Я ходил с ним иногда послушать музыку. Была такая рыжеволосая певица, которой он симпатизировал, Айви Мануэль, она раз в неделю выступала поздно ночью в одном местечке на Орчард-стрит, иногда в тиаре на голове, точно королева. Она пела каверы “Дикого ветра”, и “Знаменитого синего плаща”, и “Под мостом”, а потом переходила к немногочисленным собственным сочинениям, а Д сидел перед ней за маленьким круглым столом из черного металла, закрывал глаза, покачивался под Боуи и Коэна и шепотом подменял слова “Чили Пепперс”: “Иногда я чувствую, что еще не родился, иногда я чувствую, что не хочу рождаться”. Айви Мануэль была его другом, потому что, говорил он (не в шутку), все встречавшиеся ему девушки традиционной ориентации тут же пытались на него запрыгнуть, но Айви лесбиянка, и с ней можно просто дружить. Он был самым красивым из Голденов, это с готовностью подтвердило бы любое волшебное зеркальце, и он умел быть самым из них обворожительным. Мы все в домах, примыкавших к Саду, стали жертвами его откровенности подранка, и за пределами Сада он тоже вскоре сделался известен. Он уверял, будто чужое внимание его смущает. Куда бы я ни пошел, люди смотрят на меня, говорил он, всегда смотрят, словно я кто‑то, словно от меня чего‑то ждут. Успокойся, отвечала ему Айви, никому от тебя ничего не надо. Он ухмылялся и склонял голову, якобы извиняясь. Шарм был его маской, точно так же, как у Апу: под этой поверхностью он бывал мрачен и часто печалился. С самого начала именно он был тот из братьев, в ком обитала самая темная тьма, хотя он и явился в мир подобный солнечному зайчику, с густыми, почти белыми волосами на голове. Волосы постепенно потемнели, стали каштановыми, и небеса его души тоже заволокло, частенько он впадал в депрессию, в уныние.

Айви не слишком подчеркивала свою сексуальную ориентацию, считала, что певице не подобает обклеиваться ярлыками. “Я ничего не скрываю, нет проблем, но думаю, что это не имеет никакого отношения к моей музыке, – говорила она. – Люблю, когда люблю.

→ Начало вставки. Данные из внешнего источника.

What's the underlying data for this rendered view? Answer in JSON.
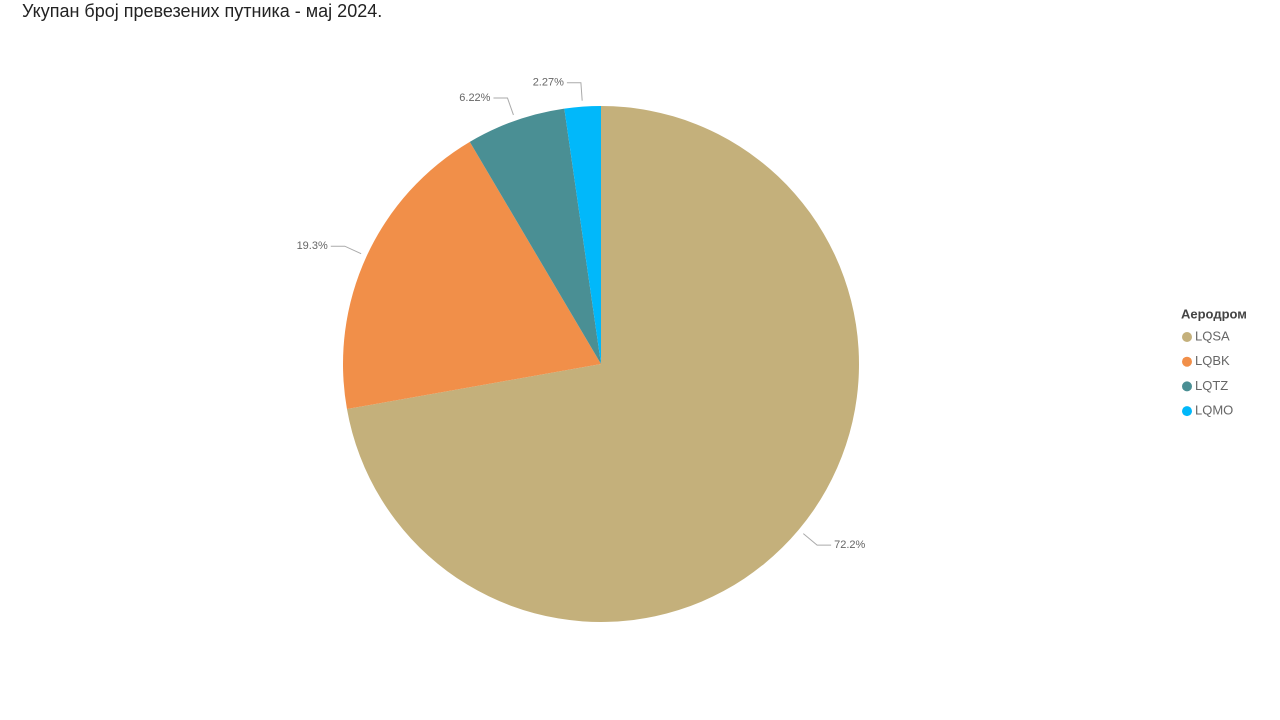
{
  "chart_data": {
    "type": "pie",
    "title": "Укупан број превезених путника - мај 2024.",
    "legend_title": "Аеродром",
    "legend_position": "right",
    "categories": [
      "LQSA",
      "LQBK",
      "LQTZ",
      "LQMO"
    ],
    "values": [
      72.2,
      19.3,
      6.22,
      2.27
    ],
    "value_labels": [
      "72.2%",
      "19.3%",
      "6.22%",
      "2.27%"
    ],
    "colors": [
      "#C4B07B",
      "#F18F49",
      "#4A8F94",
      "#01B8FA"
    ]
  }
}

Не хочу, чтобы люди из‑за этого не слушали мои песни, также не хочу, чтобы они слушали мои песни из‑за этого”. Тем не менее ее аудитория почти целиком состояла из женщин – множества женщин плюс очаровательный молодой человек, которому не нравилось, чтобы на него смотрели, да я.

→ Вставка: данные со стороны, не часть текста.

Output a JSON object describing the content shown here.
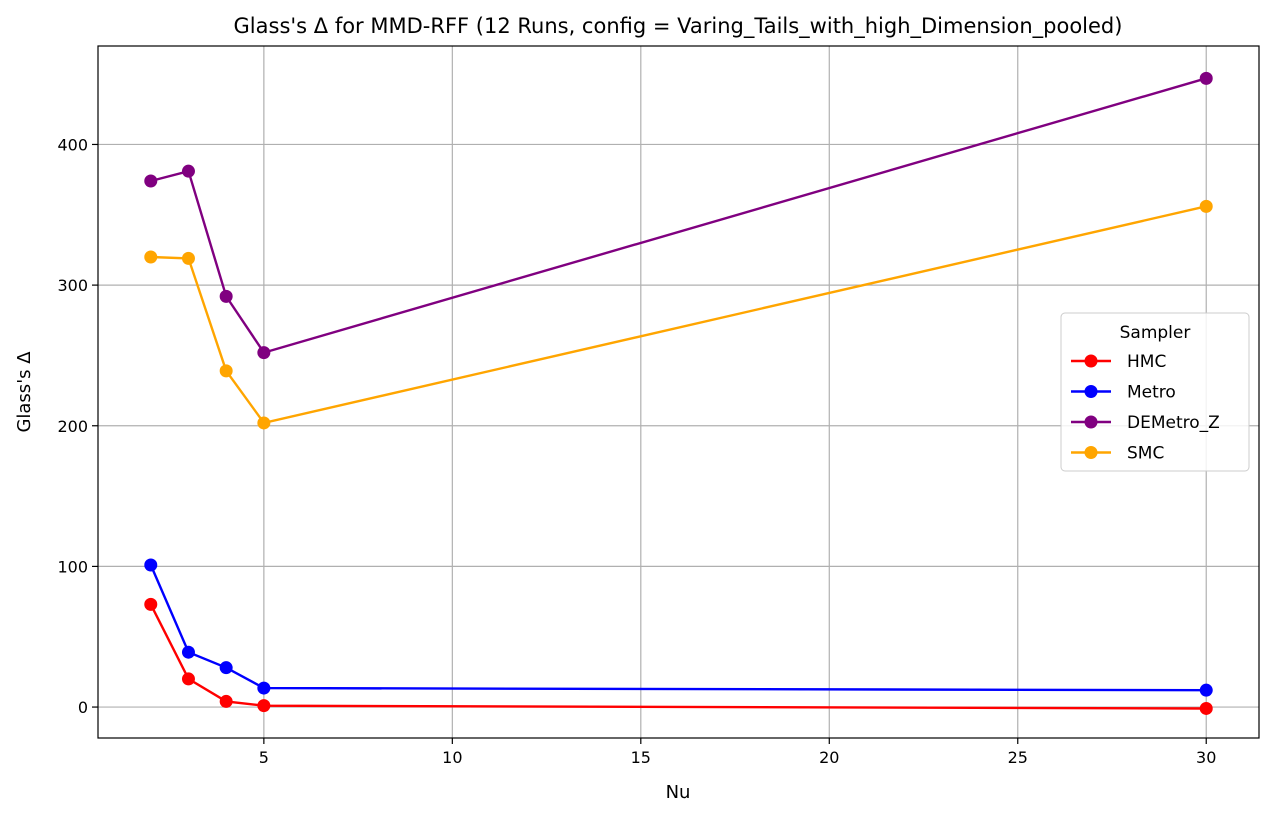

Все Голдены рассказывали о себе какие‑то истории, в которых существенная информация об их корнях либо выпускалась, либо подменялась. Я выслушивал эти повести не как “правду”, но как слепок с характера. Вымысел, который человек о себе рассказывает, помогает понять его так, как не помогла бы документальная запись. Я воспринимал эти анекдоты, как “тики” игроков в карты: те невольные жесты, которые выдают, что у противника на руках – кто‑то потирает нос, набрав козырей, или дергает себя за мочку уха, если не повезло. Умелый игрок следит за всеми, кто сидит за столом, подмечая их тики. Вот каким образом я старался наблюдать и слушать Голденов. Но однажды, когда я пошел с Д в то местечко на Орчард-стрит послушать, как Айви Мануэль поет Боуи – ч-ч-ч-ч, – и Митчелл “Не кажется ли, что всегда проходит”, и собственную забавную песенку на тему научной фантастики, “Терминатор”, о путешествующих во времени потенциальных спасителях человеческого рода, а потом я пил с ними обоими пиво в опустевшем ресторанчике, я упустил самый красноречивый тик. Кажется, это Айви затронула все более усложнявшуюся тему гендера, и Д в ответ рассказал греческий миф. Гермафродит был сыном Гермеса и Афродиты; нимфа Салмакида влюбилась в него так сильно, что молила Зевса навеки соединить их, и они слились, двое в одном теле, сохранив явные признаки обоих полов. В ту пору я думал, он в такой форме объясняет свою близость к Айви Мануэль, их вечное единство в дружбе. А на самом деле он рассказывал более странные вещи, но я не сумел вслушаться: он говорил о самом себе.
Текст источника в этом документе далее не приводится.